Она доверчиво приникла к нему, то ли плача, то ли смеясь…
Вздрогнули они от настойчивого стука в дверь.
Вбежав, Феония увидела их красные, смущенные лица, следы от слез на щеках у девушки.
– И надо же! Упала к вам, как муха в бражку… Прощению просю! А только беда у нас! Ганс помер!
– Как – помер? – удивился Анохин.
– Да как… зашел попрощаться, бражки выпил, грибков поел – и помер. Лежит бездвижный, как топляк! От беда! От беда!..
Но в голосе Феонии Анохин не услышал искренней печали, и во взгляде красивой и статной вдовушки мелькал хитрый бесенок.
– М-гм… – недоверчиво и пристально посмотрел Анохин на Феонию в ответ на ее фальшивые вздохи. – Бывает!.. Беги к этому… к Бульбаху. Пусть немцы сами во всем разбираются.
– А може, ну их… ну, энтих немцев. Сами бы зашли. Сактировали бы его по совецким законам… И за упокой бы по такому случаю не грех.
– Нет-нет, пусть уж полковник. Ганс – его солдат. Он за него в первую очередь будет ответ держать!.. А у меня и без них хлопот дел невпроворот!..
Феония тихо и печально вышла из горницы.
Первое, что увидел Бульбах при входе в избу Феонии, – крышку гроба, свидетельствущую о несчастье. Полковник не смог удержаться, чтобы не рассмотреть крышку. Всю прощупал ее пальцами.
– Айгеншафтарбайт! – сказал он. – Карашо! Нихт нагель! Нет гвозд! Хороши майстер!
– Ой, о чем вы! Такая, знаете, беда!
Гроб покоился на широкой лаве, в нем лежал, прикрытый простыней, Ганс. Край простыни несколько сполз с лица, и полковника, по правде сказать, смутил бодрый вид мертвеца. Но… Накрытый для поминок стол изумил Бульбаха. Что значит хорошая хозяйка! Только час назад помер солдат, а посредине стола на блюде уже лежала хорошо пожаренная, источающая умопомрачительные ароматы, большущая румяная курица, а вокруг нее всевозможные закуски, туес бражки и бутылка невесть откуда взявшейся «казенки» с сургучной пробкой.
Невероятный народ – русские. Где беда, там и гулянье.
Глотая слюну, Бульбах отвернулся от курицы и достал из кармана осколок зеркальца, вделанный в деревянную оправу. Сначала он осмотрел себя, поправил редкие волосы, потом наклонился и приставил зеркальце ко рту мертвеца.

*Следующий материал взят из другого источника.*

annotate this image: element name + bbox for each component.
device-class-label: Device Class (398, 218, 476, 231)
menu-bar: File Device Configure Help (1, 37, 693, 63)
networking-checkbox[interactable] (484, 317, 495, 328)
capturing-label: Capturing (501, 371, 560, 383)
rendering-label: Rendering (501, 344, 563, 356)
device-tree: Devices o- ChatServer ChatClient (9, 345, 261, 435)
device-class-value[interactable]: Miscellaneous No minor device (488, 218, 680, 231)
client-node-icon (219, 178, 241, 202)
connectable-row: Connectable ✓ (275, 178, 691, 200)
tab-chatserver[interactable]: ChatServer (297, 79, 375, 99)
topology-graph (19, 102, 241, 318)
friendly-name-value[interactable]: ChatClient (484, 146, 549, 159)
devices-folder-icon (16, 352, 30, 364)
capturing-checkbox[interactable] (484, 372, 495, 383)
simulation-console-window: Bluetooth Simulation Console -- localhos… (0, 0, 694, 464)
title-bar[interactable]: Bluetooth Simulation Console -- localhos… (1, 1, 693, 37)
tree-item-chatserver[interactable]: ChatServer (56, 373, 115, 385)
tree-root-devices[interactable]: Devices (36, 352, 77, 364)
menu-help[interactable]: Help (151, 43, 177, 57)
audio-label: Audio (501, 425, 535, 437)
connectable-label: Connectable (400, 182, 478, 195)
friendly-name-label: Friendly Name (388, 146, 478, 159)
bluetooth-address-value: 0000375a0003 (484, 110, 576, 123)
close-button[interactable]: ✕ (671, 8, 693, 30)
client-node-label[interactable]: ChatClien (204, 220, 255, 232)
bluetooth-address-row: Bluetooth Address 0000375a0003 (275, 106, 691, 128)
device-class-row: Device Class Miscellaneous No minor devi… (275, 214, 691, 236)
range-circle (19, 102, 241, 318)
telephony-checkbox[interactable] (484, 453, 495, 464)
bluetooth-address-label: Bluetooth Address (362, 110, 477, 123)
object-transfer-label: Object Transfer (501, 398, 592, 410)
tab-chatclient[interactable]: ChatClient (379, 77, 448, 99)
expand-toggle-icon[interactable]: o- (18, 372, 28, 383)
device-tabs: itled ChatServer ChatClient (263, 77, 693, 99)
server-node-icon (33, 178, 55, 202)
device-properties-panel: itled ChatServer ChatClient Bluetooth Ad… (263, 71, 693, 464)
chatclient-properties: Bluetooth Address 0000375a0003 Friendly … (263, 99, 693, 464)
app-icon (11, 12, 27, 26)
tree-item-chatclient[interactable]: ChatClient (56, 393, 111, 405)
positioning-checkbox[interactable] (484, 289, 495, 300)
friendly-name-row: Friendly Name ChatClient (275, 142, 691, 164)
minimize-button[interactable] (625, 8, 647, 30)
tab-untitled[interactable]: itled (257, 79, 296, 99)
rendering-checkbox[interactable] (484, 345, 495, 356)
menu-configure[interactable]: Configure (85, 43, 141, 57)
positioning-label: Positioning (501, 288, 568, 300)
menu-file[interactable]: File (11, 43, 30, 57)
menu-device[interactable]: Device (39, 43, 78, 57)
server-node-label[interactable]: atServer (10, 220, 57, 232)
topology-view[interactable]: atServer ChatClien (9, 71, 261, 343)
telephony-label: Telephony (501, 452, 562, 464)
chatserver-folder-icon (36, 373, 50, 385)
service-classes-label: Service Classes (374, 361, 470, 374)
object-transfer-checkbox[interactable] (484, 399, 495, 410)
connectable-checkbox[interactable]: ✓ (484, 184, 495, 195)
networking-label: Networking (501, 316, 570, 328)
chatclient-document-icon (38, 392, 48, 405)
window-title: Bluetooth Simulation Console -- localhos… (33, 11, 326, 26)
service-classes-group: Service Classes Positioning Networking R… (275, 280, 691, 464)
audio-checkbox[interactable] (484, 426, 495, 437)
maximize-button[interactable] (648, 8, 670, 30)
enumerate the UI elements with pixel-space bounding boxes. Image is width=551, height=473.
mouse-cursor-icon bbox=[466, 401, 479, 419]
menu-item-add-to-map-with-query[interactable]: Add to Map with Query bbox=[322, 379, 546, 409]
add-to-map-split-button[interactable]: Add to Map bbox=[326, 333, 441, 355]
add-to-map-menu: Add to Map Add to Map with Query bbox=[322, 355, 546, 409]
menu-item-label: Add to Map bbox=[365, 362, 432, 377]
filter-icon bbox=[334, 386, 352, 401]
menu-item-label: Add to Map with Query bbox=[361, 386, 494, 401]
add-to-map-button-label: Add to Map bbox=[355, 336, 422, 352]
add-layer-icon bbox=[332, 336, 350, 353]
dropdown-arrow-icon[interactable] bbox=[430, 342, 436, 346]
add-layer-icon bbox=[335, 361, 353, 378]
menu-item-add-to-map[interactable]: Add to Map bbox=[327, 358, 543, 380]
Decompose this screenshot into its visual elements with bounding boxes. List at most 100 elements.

От придушенного, едва заметного дыхания Ганса зеркальце то и дело слегка запотевало. Симуляция солдата вывела полковника из себя. С презрительной миной он резко поднялся, крикнул:
– Ефрейтор Ганс Бергер! Встать!
Но Ганс породолжал лежать.
Бульбах понял, что Ганс решил симулировать свою смерть до конца и поднять его с гроба может только обращение к совести и долгу.
Вышагивая по просторной избе, Бульбах произнес, возможно, самую красивую в своей жизни речь. Он говорил о недостойном поведении солдата самой лучшей, самой дисциплинированной армии в мире, вспомнил долг, честь и совесть, упомянул о Родине, пристыдил солдата за недостойное поведение, который до того распустился, что жертвует воинской честью ради женщины. Не просто женщины. Русской женщины!

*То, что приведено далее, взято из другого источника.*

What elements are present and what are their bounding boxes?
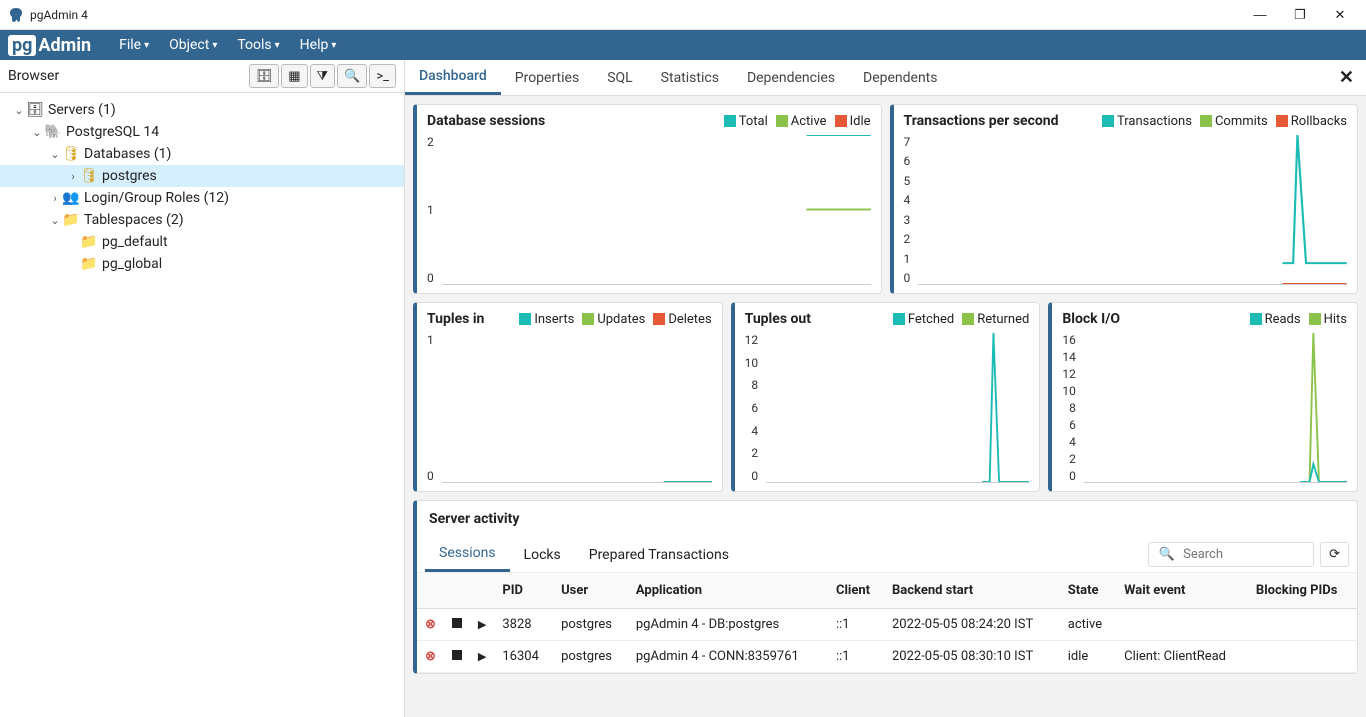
plot-area	[442, 333, 712, 483]
search-icon: 🔍	[1159, 547, 1175, 562]
collapse-icon[interactable]: ⌄	[48, 214, 62, 227]
query-tool-button[interactable]: 🗄	[249, 64, 280, 88]
app-logo: pgAdmin	[8, 35, 91, 56]
tree-postgres[interactable]: ›🛢postgres	[0, 165, 404, 187]
stop-icon[interactable]	[452, 650, 462, 660]
server-activity-card: Server activity Sessions Locks Prepared …	[413, 500, 1358, 674]
collapse-icon[interactable]: ⌄	[48, 148, 62, 161]
app-icon	[8, 7, 24, 23]
window-title: pgAdmin 4	[30, 8, 1250, 22]
expand-icon[interactable]: ›	[66, 170, 80, 183]
chevron-down-icon: ▾	[331, 40, 336, 51]
y-axis: 76543210	[904, 135, 919, 285]
tab-dependencies[interactable]: Dependencies	[733, 62, 849, 94]
activity-search[interactable]: 🔍	[1148, 542, 1314, 567]
browser-sidebar: Browser 🗄 ▦ ⧩ 🔍 >_ ⌄🗄Servers (1) ⌄🐘Postg…	[0, 60, 405, 717]
content-area: Dashboard Properties SQL Statistics Depe…	[405, 60, 1366, 717]
refresh-button[interactable]: ⟳	[1320, 542, 1349, 567]
dashboard-panel: Database sessions Total Active Idle 210	[405, 96, 1366, 717]
chevron-down-icon: ▾	[275, 40, 280, 51]
y-axis: 10	[427, 333, 442, 483]
menu-help[interactable]: Help▾	[290, 37, 347, 53]
stop-icon[interactable]	[452, 618, 462, 628]
minimize-button[interactable]: —	[1250, 7, 1270, 23]
chart-sessions: Database sessions Total Active Idle 210	[413, 104, 882, 294]
search-button[interactable]: 🔍	[337, 64, 367, 88]
collapse-icon[interactable]: ⌄	[30, 126, 44, 139]
menu-tools[interactable]: Tools▾	[227, 37, 289, 53]
activity-tab-locks[interactable]: Locks	[510, 539, 575, 571]
terminate-icon[interactable]: ⊗	[425, 649, 436, 664]
chart-tuples-out: Tuples out Fetched Returned 121086420	[731, 302, 1041, 492]
tab-close-button[interactable]: ✕	[1327, 67, 1366, 88]
plot-area	[442, 135, 871, 285]
chevron-down-icon: ▾	[212, 40, 217, 51]
maximize-button[interactable]: ❐	[1290, 7, 1310, 23]
content-tabs: Dashboard Properties SQL Statistics Depe…	[405, 60, 1366, 96]
search-input[interactable]	[1183, 547, 1303, 562]
expand-icon[interactable]: ›	[48, 192, 62, 205]
object-tree: ⌄🗄Servers (1) ⌄🐘PostgreSQL 14 ⌄🛢Database…	[0, 93, 404, 281]
elephant-icon: 🐘	[44, 124, 62, 140]
tab-properties[interactable]: Properties	[501, 62, 593, 94]
sessions-table: PID User Application Client Backend star…	[417, 573, 1357, 673]
menu-file[interactable]: File▾	[109, 37, 159, 53]
plot-area	[766, 333, 1029, 483]
collapse-icon[interactable]: ⌄	[12, 104, 26, 117]
database-icon: 🛢	[80, 168, 98, 184]
chevron-down-icon: ▾	[144, 40, 149, 51]
tree-pg-default[interactable]: 📁pg_default	[0, 231, 404, 253]
chart-block-io: Block I/O Reads Hits 1614121086420	[1048, 302, 1358, 492]
tree-login-roles[interactable]: ›👥Login/Group Roles (12)	[0, 187, 404, 209]
chart-transactions: Transactions per second Transactions Com…	[890, 104, 1359, 294]
tree-pg14[interactable]: ⌄🐘PostgreSQL 14	[0, 121, 404, 143]
expand-row-icon[interactable]: ▶	[478, 618, 486, 631]
table-row[interactable]: ⊗ ▶ 16304 postgres pgAdmin 4 - CONN:8359…	[417, 641, 1357, 673]
table-row[interactable]: ⊗ ▶ 3828 postgres pgAdmin 4 - DB:postgre…	[417, 609, 1357, 641]
tree-servers[interactable]: ⌄🗄Servers (1)	[0, 99, 404, 121]
view-data-button[interactable]: ▦	[281, 64, 307, 88]
terminate-icon[interactable]: ⊗	[425, 617, 436, 632]
tree-pg-global[interactable]: 📁pg_global	[0, 253, 404, 275]
y-axis: 210	[427, 135, 442, 285]
tree-tablespaces[interactable]: ⌄📁Tablespaces (2)	[0, 209, 404, 231]
y-axis: 121086420	[745, 333, 767, 483]
folder-icon: 📁	[62, 212, 80, 228]
tree-databases[interactable]: ⌄🛢Databases (1)	[0, 143, 404, 165]
tab-dependents[interactable]: Dependents	[849, 62, 951, 94]
menu-object[interactable]: Object▾	[159, 37, 227, 53]
activity-tab-prepared[interactable]: Prepared Transactions	[575, 539, 743, 571]
menu-bar: pgAdmin File▾ Object▾ Tools▾ Help▾	[0, 30, 1366, 60]
y-axis: 1614121086420	[1062, 333, 1084, 483]
server-group-icon: 🗄	[26, 102, 44, 118]
tab-statistics[interactable]: Statistics	[647, 62, 733, 94]
roles-icon: 👥	[62, 190, 80, 206]
psql-button[interactable]: >_	[369, 64, 396, 88]
activity-tab-sessions[interactable]: Sessions	[425, 537, 510, 572]
tab-sql[interactable]: SQL	[593, 62, 646, 94]
plot-area	[1084, 333, 1347, 483]
expand-row-icon[interactable]: ▶	[478, 650, 486, 663]
browser-title: Browser	[8, 68, 249, 84]
folder-icon: 📁	[80, 234, 98, 250]
filter-button[interactable]: ⧩	[310, 64, 336, 88]
folder-icon: 📁	[80, 256, 98, 272]
tab-dashboard[interactable]: Dashboard	[405, 60, 501, 95]
chart-tuples-in: Tuples in Inserts Updates Deletes 10	[413, 302, 723, 492]
plot-area	[918, 135, 1347, 285]
database-icon: 🛢	[62, 146, 80, 162]
window-title-bar: pgAdmin 4 — ❐ ✕	[0, 0, 1366, 30]
close-button[interactable]: ✕	[1330, 7, 1350, 23]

Это была очень длинная речь. И все же в голосе полковника уже не было прежнего энтузиазма. Русский север с его сиянием и видениями разрушил в нем крепость немецкого духа.
Когда Бульбах поворачивался спиной к «покойнику», тот косил глазом и подмигивал Феонии: мол, не бойся, все идет как надо. Уломаем!
Феония тоже изо всех сил старалась уладить конфликт. Для этого у нее в руках было самое мощное оружие. Слушая гневную и патетическую речь Бульбаха, она острым косарем разрезала курицу на части, отчего та истекала соком и одурительно пахла…
Придвинув скамейку, она с поклоном пригласила к столу полковника:
– Пожалуйте к столу, господин офицер! Помянуть… Так у нас заведено… Битте!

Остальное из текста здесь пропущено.